Blair Renaud’s upcoming VR experience, Technolust, is among the most anticipated and promising titles currently in development for the Oculus Rift. Blair adopted RealSpace3D Audio for his demo last month, and we were captivated by the results. We know that many RealSpace3D users have asked for more guidance and suggestions implementing our Plugin, so we asked him to talk a little about his experience using our Unity plugin and how he handled technical decisions.
Everyone here at RealSpace enjoyed your Technolust demo, and we are really pleased with the way that you implemented our 3D sound! Downloading our Unity plugin is as easy as registering on our site, but actually using the plugin gets a bit more complicated. I would like to ask you a few questions about your process using our RealSpace plugin, but first I’d like to give you a chance to tell us a little bit about yourself and about Technolust.
Thanks for that 🙂 Really glad people are enjoying it.
You have been in the video game industry for a long time now, and have achieved recognition for your work with the Grand Theft Auto series, but we don’t know too much about your background in general. Please tell us a little about your background in gaming.
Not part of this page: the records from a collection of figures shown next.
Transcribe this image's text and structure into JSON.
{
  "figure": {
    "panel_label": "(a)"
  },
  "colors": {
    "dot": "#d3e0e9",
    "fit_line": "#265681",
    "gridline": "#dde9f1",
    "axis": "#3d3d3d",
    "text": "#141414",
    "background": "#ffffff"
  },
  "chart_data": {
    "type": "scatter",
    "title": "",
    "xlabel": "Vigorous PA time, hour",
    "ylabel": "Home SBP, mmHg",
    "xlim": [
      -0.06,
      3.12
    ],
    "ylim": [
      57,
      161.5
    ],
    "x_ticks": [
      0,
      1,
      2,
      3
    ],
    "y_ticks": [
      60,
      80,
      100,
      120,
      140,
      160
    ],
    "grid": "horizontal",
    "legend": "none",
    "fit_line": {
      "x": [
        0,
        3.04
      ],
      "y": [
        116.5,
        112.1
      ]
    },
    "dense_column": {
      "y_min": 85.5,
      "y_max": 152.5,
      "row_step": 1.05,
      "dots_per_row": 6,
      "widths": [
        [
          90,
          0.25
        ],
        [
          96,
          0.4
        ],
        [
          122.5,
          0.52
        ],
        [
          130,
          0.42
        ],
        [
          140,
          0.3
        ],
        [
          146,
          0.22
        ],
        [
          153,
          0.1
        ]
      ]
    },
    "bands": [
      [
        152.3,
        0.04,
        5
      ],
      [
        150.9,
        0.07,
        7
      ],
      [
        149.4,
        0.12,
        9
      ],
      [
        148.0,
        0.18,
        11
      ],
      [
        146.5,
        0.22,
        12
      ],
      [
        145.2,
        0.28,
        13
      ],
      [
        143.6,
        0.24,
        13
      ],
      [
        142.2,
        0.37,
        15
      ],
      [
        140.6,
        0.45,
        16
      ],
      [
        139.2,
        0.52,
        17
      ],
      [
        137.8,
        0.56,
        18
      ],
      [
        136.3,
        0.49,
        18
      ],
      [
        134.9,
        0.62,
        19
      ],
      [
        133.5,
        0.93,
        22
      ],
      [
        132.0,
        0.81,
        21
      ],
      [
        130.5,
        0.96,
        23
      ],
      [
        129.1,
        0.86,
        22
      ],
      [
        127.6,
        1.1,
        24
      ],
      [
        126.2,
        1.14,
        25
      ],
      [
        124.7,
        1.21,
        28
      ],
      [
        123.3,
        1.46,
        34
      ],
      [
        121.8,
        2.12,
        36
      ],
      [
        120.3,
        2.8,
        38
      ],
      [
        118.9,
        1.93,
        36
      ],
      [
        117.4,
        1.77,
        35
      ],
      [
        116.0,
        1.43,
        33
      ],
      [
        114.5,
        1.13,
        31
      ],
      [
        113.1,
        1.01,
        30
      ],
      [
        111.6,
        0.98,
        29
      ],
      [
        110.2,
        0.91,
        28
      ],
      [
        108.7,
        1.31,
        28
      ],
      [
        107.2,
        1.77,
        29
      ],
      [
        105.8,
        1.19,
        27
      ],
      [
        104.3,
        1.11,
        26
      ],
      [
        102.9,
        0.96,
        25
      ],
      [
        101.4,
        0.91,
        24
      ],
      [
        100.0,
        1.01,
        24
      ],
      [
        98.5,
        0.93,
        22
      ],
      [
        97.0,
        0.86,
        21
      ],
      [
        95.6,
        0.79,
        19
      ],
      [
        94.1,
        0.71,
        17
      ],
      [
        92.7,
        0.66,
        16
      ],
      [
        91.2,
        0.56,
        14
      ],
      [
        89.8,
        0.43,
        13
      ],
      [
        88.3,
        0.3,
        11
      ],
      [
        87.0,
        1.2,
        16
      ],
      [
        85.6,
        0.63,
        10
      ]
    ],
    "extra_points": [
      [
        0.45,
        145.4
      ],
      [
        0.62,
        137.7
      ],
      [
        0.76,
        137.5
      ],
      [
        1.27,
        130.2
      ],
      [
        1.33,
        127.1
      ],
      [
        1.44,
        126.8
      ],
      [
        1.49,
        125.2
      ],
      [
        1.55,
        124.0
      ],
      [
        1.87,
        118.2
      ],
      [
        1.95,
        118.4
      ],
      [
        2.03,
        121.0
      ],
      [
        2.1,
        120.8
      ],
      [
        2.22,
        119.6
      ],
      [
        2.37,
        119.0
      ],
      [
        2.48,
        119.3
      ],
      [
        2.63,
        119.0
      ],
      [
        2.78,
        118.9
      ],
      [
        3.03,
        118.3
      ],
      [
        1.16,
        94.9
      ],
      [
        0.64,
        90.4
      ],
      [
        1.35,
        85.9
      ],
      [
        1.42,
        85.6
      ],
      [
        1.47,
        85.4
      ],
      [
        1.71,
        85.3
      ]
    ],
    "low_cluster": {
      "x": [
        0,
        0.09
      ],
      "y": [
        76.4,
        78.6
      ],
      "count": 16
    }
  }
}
I’ve actually been OUT of the video game industry for a long time now. I’ve always been interested in technology, from the first time I heard the eerie voice of my Speak and Spell as a child. I really didn’t do very well in school outside of art, science and computer classes. I left high school in grade 10 and began working at a small video game shop called Underground Entertainment at around age 17. The guys from Rockstar Toronto (then GameTek) used to frequent the shop and I would proceed to talk their ears off about games. Eventually, they offered me a job as a tester on a game called RoadWarrior (the sequel to to Quarantine). After the game shipped and my contract was up, I went into the bosses office and told him I wasn’t leaving. I would go for coffee, clean the toilets or whatever was required, so that I could stay on and learn. From there I quickly moved up the ladder. From sound design to level design and beyond. I loved my job. Eventually (sometime after Rockstar bought the company) I fell out of love with it though. The long (seemly endless) hours and stress was a lot for a 23 year old to handle. I had to move on.
From there I moved on to running a web design company (mostly Flash), then Motion Graphics and VFX, I was even a Mascot and a Security Guard briefly. I still enjoyed gaming though, and did some contract work in between (most notably, level design for N+ on the PSP). Fast forward to December 2013, when I got my DK1… and I’m back.